Katie pondered that statement. "Okay," she began, "So we both still have one key component. Can we build from there?"

"That's the million-dollar question, Katie," I shrugged. "I'd like to but it's going to take time."

Katie nodded. "I know that and I'm prepared to give you all the time you need. We're both going to need that grace." She took a deep breath.

"We're here together now," she held my face tightly and leaned in. "We're together and we're going to get home or we'll make a new one somewhere."

"I'm not sure I..." was all I got out.

"Stop it, Andy!" she whisper-shouted. "Look at me. I love you. I've always loved you. Remember, you and me against the world?"

"Yeah," I spat, "except you were also with him. I've seen the emails. You fucked him in our bed! How could you?"

"You know how." She said imploringly. "What choice did I have? You left me unattended and alone. What was I to do - refuse him?"

I was tired of the same old argument. I was tired of everything - so very tired. "You could have left with me, Katie. You could have believed in me, not taken the easy path. Let me ask you something else?"

I thought I knew the answer, was pretty sure of it, but I had to hear it from her mouth. "Did Powers ever rape you?"

Her first expression was one of confusion as if I was insane. Then, she seemed to be breaking down my question and finally, maybe even from my point of view. All that happened quickly and I saw her rapid eye movement, as she tried to formulate an answer.

"No," she stared right at me, rather than drop her head. "No, I suppose he didn't. Not by my husband's standards anyway."

"If they'd never have found me," I asked directly, "Would you have taken up with him?"

"Of course, I would have," she replied just as quickly. "I was trapped. Nowhere to go, nowhere to hide. Just because I wasn't willing to risk my life, it doesn't mean I cared for him in any way. From my point of view, he forced himself on me EVERY time.

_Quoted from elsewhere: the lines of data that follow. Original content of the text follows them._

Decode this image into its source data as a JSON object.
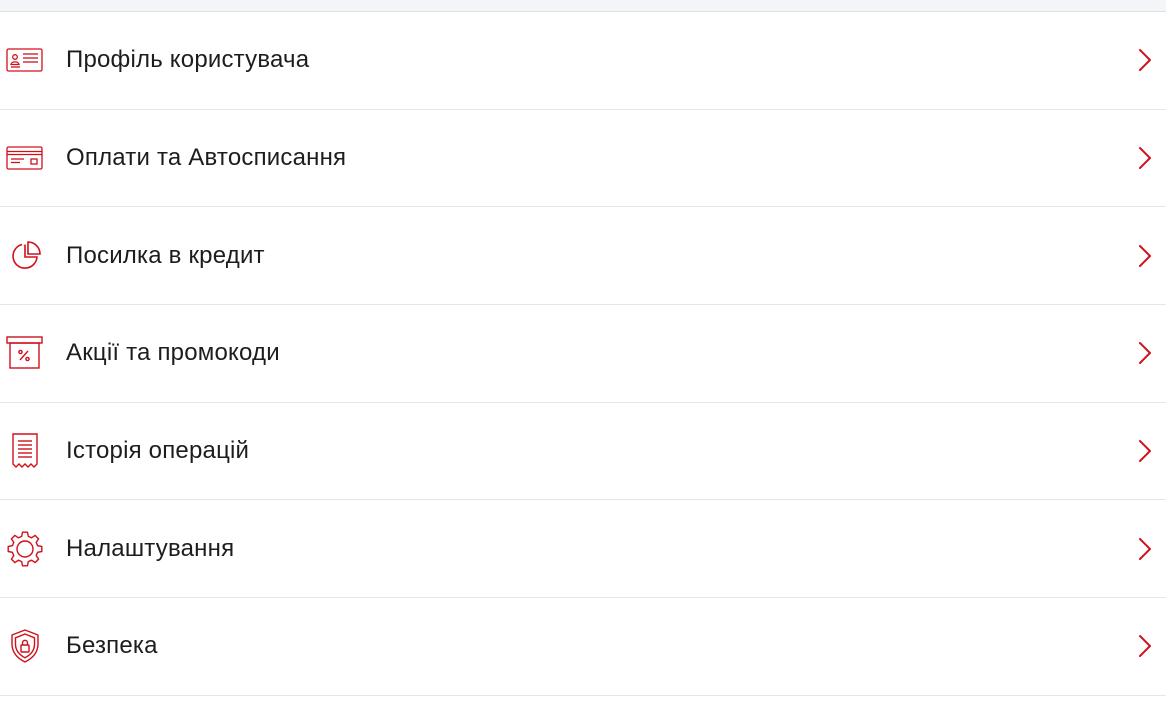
{
  "colors": {
    "accent": "#d0101b",
    "text": "#1d1d1f",
    "divider": "#e6e6e6",
    "header_bg": "#f3f5f8"
  },
  "menu": {
    "items": [
      {
        "label": "Профіль користувача",
        "icon": "id-card-icon"
      },
      {
        "label": "Оплати та Автосписання",
        "icon": "credit-card-icon"
      },
      {
        "label": "Посилка в кредит",
        "icon": "pie-chart-icon"
      },
      {
        "label": "Акції та промокоди",
        "icon": "percent-box-icon"
      },
      {
        "label": "Історія операцій",
        "icon": "receipt-icon"
      },
      {
        "label": "Налаштування",
        "icon": "gear-icon"
      },
      {
        "label": "Безпека",
        "icon": "shield-lock-icon"
      }
    ]
  }
}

That's hard for you to understand because I didn't fight back."

There was a long silence as we collected our thoughts. She seemed faster.

"Andy," she started, "I understand we've been to hell and back. I also don't think we've lost love, at least in the abstract. To me, our issues revolve around respect and trust - mostly trust. You can tell me but I feel like you want to move forward with someone who will genuinely listen to you and validate your ideas or, at the bare minimum, voraciously and sincerely discuss them. I didn't do that when you almost begged me to leave with you. I thought I knew better.

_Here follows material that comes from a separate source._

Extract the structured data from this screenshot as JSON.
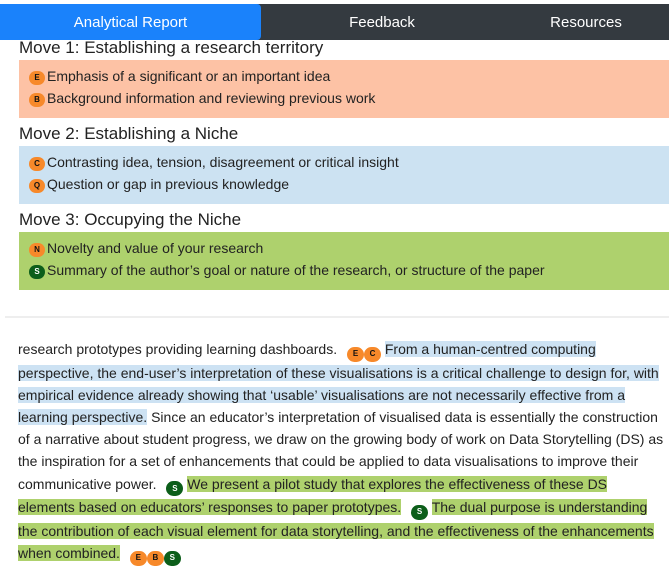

"And while we're there, until that night at the O.K. Corral, I believed that I was right because I was higher up on the corporate ladder - closer to the action than you. It was only after that night that I realized that I'd let my pride lead my actions. Besides my own shortcomings and Powers' promises not to bad-mouth you, I fell into the trap of subconscious berating. You were no longer employed. You would eventually fold under the weight of a more powerful man. That sort of thing. Without knowing it, I was gradually devaluing you as my husband. That's something that hurts me most because I let it happen and I'd very much like the chance to set things right in that regard."

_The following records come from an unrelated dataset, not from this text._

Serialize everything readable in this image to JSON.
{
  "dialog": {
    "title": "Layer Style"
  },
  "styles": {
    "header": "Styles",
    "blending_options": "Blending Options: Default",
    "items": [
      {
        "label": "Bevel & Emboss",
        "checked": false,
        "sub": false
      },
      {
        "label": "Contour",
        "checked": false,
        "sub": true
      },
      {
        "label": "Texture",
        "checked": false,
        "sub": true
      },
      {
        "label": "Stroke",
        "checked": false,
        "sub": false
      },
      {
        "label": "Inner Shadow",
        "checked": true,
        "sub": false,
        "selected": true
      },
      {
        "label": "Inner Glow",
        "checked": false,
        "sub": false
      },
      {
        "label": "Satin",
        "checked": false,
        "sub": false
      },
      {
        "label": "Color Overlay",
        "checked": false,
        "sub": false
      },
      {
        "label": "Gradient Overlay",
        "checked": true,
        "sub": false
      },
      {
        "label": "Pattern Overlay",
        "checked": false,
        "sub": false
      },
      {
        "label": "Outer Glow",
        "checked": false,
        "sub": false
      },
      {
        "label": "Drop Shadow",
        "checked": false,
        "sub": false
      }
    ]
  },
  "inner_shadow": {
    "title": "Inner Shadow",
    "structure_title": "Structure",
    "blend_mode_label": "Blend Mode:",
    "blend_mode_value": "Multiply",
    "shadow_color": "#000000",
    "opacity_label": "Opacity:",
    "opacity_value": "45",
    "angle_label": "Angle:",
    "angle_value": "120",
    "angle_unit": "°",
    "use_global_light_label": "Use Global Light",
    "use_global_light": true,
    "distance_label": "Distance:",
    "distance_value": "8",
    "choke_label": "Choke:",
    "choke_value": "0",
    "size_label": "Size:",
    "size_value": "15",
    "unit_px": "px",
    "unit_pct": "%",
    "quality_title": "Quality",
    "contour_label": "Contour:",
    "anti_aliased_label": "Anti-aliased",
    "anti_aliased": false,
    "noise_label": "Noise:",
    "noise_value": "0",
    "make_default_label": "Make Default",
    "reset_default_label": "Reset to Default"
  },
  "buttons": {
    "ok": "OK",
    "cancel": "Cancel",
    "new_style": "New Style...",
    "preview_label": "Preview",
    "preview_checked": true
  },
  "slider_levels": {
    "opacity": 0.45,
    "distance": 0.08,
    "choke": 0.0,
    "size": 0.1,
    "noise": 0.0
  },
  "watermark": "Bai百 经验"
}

She'd given me a mouthful - a confession of sorts. I decided to be quiet and think carefully before speaking. The moment was too important to wing it.

"There's more than that, Katie," I said with a deep breath. "I was devalued, as you put it, from the moment of the party. You knew what was going to happen and, sure, you've said over and over you were trying to protect me, but it hurt that you didn't trust me enough to warn me - to give me a heads-up. We've always been a team. You need to acknowledge that was a shortcoming of yours as well. You need to admit it and promise to never shut me out of any decision again, no matter how big or small."

Katie didn't quickly agree to placate me. That was a good sign. "I thought I was doing the right thing," she softly replied.

"Maybe," I immediately responded. "But put yourself in my shoes. That's all you need to do to gain understanding. During our entire ordeal, I was never unreasonable, Katie, I just got fed up with your disrespect. We'd have a lot of repair work to do in our relationship. You just said it and you'd have to work on restoring respect and trust. If you can't commit to that, then we shouldn't waste our time."